Economic muscle of Brics
As countries acquire economic and military power, they start exercising their geopolitical muscle too
These countries can flex their geopolitical power and create their own global system
Sailing down the Moscow River on a cool evening earlier this month, I found myself in intense conversation with the chair of the Foreign Affairs Committee of the Chinese National People’s Congress (NPC). Meanwhile, South African and Brazilian parliamentarians were swaying to Russian music and a guide pointed out the sights. The first parliamentary forum of the Brics countries — Brazil, Russia, India, China and South Africa — had come to a convivial conclusion.
Before the meeting opened, many wondered whether the five parliaments could possibly find common ground. What on earth could India’s fractious and rumbustious Lok Sabha, with its impassioned debates and disruptions, have in common with China’s decorous NPC, a rigorously controlled echo chamber for Communist Party decisions? Membership in the new Brics grouping, many believed, did not provide a strong enough basis for cooperation.
Such scepticism has been levelled at the Brics grouping itself from its inception, with some dismissing it as the only international organisation invented by an investment bank. Specifically, the term Bric was coined more than a decade ago by then-Goldman Sachs analyst Jim O’Neill, who did not initially count South Africa among the ranks of the major emerging economies.
But Russian President Vladimir Putin liked the idea from the start, and suggested in 2006 that the four countries should meet regularly. The grouping was soon formalised, with annual summits planned. South Africa joined in 2011, solidifying the Brics’ presence across the global South, with only Russia in the North.
In fact, this is why Russia’s centrality to the enterprise is so intriguing. Given that Russia was, until recently, a member of the G8 — the northern hemisphere’s most important economic grouping — it would seem to have little affinity with the other four Brics members, which have traditionally been viewed as the leading developingcountry voices in global forums.
The continual deepening of the Brics enterprise has caught many international observers by surprise. In addition to their annual summits — which have produced joint declarations covering every major global issue, from questions of peace and security to United Nations reform — the Brics have conducted foreign ministers’ meetings and engaged in think-tank consultations. Moreover, the Brics have created the New Development Bank, headquartered in Shanghai and headed by one of India’s most respected private-sector bankers.

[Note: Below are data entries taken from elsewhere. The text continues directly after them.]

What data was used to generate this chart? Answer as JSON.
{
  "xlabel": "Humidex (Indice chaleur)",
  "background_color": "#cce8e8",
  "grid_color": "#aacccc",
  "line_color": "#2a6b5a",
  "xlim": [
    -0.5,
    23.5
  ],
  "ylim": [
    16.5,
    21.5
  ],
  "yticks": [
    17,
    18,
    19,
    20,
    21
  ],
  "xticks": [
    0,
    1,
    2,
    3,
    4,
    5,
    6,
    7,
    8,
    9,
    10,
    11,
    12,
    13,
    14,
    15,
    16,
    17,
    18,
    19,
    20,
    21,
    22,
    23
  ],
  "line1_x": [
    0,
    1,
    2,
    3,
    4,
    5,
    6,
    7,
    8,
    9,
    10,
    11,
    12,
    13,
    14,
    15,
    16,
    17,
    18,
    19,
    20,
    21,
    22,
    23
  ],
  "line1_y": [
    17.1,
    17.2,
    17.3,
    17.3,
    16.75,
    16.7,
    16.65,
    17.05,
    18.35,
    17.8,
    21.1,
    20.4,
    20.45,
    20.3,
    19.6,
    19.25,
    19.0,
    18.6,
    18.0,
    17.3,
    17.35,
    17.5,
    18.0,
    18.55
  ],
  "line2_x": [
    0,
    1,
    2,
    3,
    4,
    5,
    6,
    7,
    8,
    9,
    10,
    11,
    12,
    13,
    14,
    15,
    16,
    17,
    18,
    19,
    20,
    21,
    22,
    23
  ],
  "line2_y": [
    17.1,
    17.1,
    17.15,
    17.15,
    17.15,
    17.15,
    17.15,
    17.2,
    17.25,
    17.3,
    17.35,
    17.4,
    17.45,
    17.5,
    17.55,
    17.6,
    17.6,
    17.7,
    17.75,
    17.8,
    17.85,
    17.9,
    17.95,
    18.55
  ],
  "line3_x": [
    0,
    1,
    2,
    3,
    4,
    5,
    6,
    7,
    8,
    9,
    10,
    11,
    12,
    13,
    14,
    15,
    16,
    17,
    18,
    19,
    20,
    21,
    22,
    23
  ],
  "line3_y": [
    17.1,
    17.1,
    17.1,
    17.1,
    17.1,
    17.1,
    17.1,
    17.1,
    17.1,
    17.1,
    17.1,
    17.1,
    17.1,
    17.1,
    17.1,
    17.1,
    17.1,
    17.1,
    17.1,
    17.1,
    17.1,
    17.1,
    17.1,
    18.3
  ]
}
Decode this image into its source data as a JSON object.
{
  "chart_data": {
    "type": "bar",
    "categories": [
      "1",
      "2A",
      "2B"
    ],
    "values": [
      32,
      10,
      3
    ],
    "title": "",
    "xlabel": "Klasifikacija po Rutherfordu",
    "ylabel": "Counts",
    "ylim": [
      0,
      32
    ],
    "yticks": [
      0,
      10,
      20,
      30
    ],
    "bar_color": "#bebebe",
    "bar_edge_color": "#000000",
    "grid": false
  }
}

Seen against this background, the recent parliamentary forum is just the newest in an expanding array of institutions and mechanisms that are establishing the Brics as an international grouping that cannot be ignored. But it seems that existing arrangements are no longer adequate. China and India are seeking global influence commensurate with their economic weight; Brazil and South Africa are emerging as continental powerhouses, and hydrocarbon-fuelled Russia is chafing at its status on the margins of the western system. Not surprisingly, many think that the current system is ready for a makeover.
The existing world powers, however, will not cede their influence so easily. It is absurd that China’s voting power in the World Bank and the International Monetary Fund is the same as Belgium’s.
It is important to note that countries like India and Brazil — unlike, say, Germany and Japan a century ago — are not seeking to overturn the world order. All they want is a place at the high table. Barring that, they have little choice but to build their own.
The Brics’ response is both understandable and disquieting. As countries acquire economic and military power, they start exercising their geopolitical muscle too. The challenge for advocates of world order is to accommodate emerging powers within a framework of universal, predictable rules and global structures that ensure everyone a fair deal, appropriate for their size, capabilities, and contributions to the international system.
What the Brics countries have in common is their exclusion from the places they believe they deserve in the current world order. That may not look like enough of a basis for a credible new international system. But with their economies on course to overtake those of the G7 before 2050, looks can be deceiving. The fact is that, if the Brics are not allowed to help lead within the existing global system, they will inevitably create their own. What that might mean for the world order established in 1945 is anybody’s guess.
Shashi Tharoor, a former UN undersecretary-general, is a member of India’s parliament for the Congress party and Chairman of the Parliamentary Standing Committee on External Affairs.